Bu kurabiyelerin aslı marmelatlı. Fotoğraflarda gördükleriniz Cenk'in tavsiye etmemesine rağmen reçelli çünkü evde marmelat kalmamıştı. Dolapta birkaç hafta beklettiğim ikinci parçayı yaptığımda çilek reçelini blenderdan geçirerek kullandım, aslına uygun oldu. Annemim evinde yaptığımda ise evde olan böğürtlen marmeladını kullandım.

Malzemeler
  • 1,5 su bardağı un
  • 140 gram fındık
  • 125 gr. tereyağı, oda sıcaklığında
  • 1/4 su bardağı şeker
  • 1/2 su bardağı marmelat
  • Fırınınızı önceden 180 C’de ısıtın. İki adet fırın tepsisine parşömen kağıdı serip bir kenara ayırın.
  • Fıdıkları bir mutfak robotunda ya da bir havanda çok ince dövün. Ben yemek kursundan alığım fındık tozunu kullandım. Fındığı ve unu bir kapta karıştırın.
  • Oda sıcaklığına gelmiş ve yumuşamış tereyağı ve şekeri 5 dakika boyunca çırpın.
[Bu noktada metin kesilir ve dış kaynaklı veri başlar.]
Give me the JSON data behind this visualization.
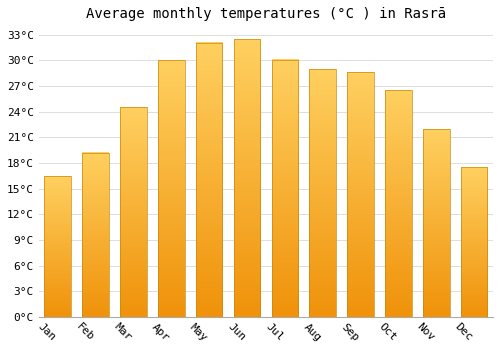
{
  "months": [
    "Jan",
    "Feb",
    "Mar",
    "Apr",
    "May",
    "Jun",
    "Jul",
    "Aug",
    "Sep",
    "Oct",
    "Nov",
    "Dec"
  ],
  "temperatures": [
    16.5,
    19.2,
    24.5,
    30.0,
    32.1,
    32.5,
    30.1,
    29.0,
    28.6,
    26.5,
    22.0,
    17.5
  ],
  "bar_color_top": "#FFD060",
  "bar_color_bottom": "#F0920A",
  "bar_edge_color": "#C8880A",
  "title": "Average monthly temperatures (°C ) in Rasrā",
  "ylim": [
    0,
    34
  ],
  "yticks": [
    0,
    3,
    6,
    9,
    12,
    15,
    18,
    21,
    24,
    27,
    30,
    33
  ],
  "ytick_labels": [
    "0°C",
    "3°C",
    "6°C",
    "9°C",
    "12°C",
    "15°C",
    "18°C",
    "21°C",
    "24°C",
    "27°C",
    "30°C",
    "33°C"
  ],
  "background_color": "#FFFFFF",
  "grid_color": "#DDDDDD",
  "title_fontsize": 10,
  "tick_fontsize": 8,
  "bar_width": 0.7,
  "xlabel_rotation": -45
}
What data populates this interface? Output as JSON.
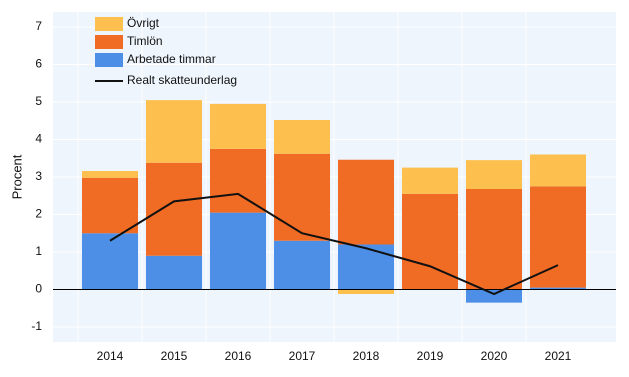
{
  "chart_data": {
    "type": "stacked-bar",
    "y_label": "Procent",
    "categories": [
      "2014",
      "2015",
      "2016",
      "2017",
      "2018",
      "2019",
      "2020",
      "2021"
    ],
    "series": [
      {
        "name": "Arbetade timmar",
        "color": "#4d8fe6",
        "values": [
          1.5,
          0.9,
          2.05,
          1.3,
          1.2,
          0,
          -0.35,
          0.05
        ]
      },
      {
        "name": "Timlön",
        "color": "#f06b24",
        "values": [
          1.48,
          2.48,
          1.7,
          2.32,
          2.26,
          2.55,
          2.68,
          2.7
        ]
      },
      {
        "name": "Övrigt",
        "color": "#fdbf4e",
        "values": [
          0.18,
          1.67,
          1.2,
          0.9,
          -0.12,
          0.7,
          0.77,
          0.85
        ]
      }
    ],
    "line": {
      "name": "Realt skatteunderlag",
      "color": "#111111",
      "values": [
        1.3,
        2.35,
        2.55,
        1.5,
        1.1,
        0.62,
        -0.12,
        0.65
      ]
    },
    "ylim": [
      -1.4,
      7.4
    ],
    "yticks": [
      -1,
      0,
      1,
      2,
      3,
      4,
      5,
      6,
      7
    ],
    "grid": true
  }
}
Mikserinizi kullanabilirsiniz.  
  • Azar azar un ve fındıklı karışımdan ilave edip birbirine karışana kadar çırpmaya devam edin. Tamamen karıştıktan sonra hamuru 30 dakika buzdolabında dinlendirin. Böylelikle yuvarlaması da kolaylaşacaktır.
  • Ufak bir ceviz boyutunda hamuru avucunuzda bir top haline getirin.
  • Son yaptıklarımda fotoğraflarda görünen çatlaklar olmadı ama fotoğraflamak aklıma gelmemiş. Yuvarladığınız hamurun üzerine avucunuzu hafifçe kapatarak diğer elinizin serçe parmağı ile bastırırsanız çatlama olmuyor.
  • Hamurdan toplam 30-35 adet kurabiye çıkması gerekiyor.
  • Tepsiye 5′er santim aralıklarla dizip fırınınızda kenarları koyulaşana kadar 15 dakika pişirin.
  • Fırından çıkardığınız kurabiyeler oda sıcaklığına geldikten sonra ortasına dilediğiniz marmeladı koyarak servis yapabilirsiniz.

Afiyet olsun. Eminim çok beğeneceksiniz ve tadanlar da size övgülerini iletecekler. İçine fındık ve tereyağının girdiği bir şeyin lezzetsiz olacağı zaten düşünülemez değil mi? :) Bu kurabiyenin 7-8 senedir yaptığım ve tadanların mutlaka tarifini istediği tarçınlı versiyonu olan Aşk Lokması'nı daha sonra yayınlayacağım.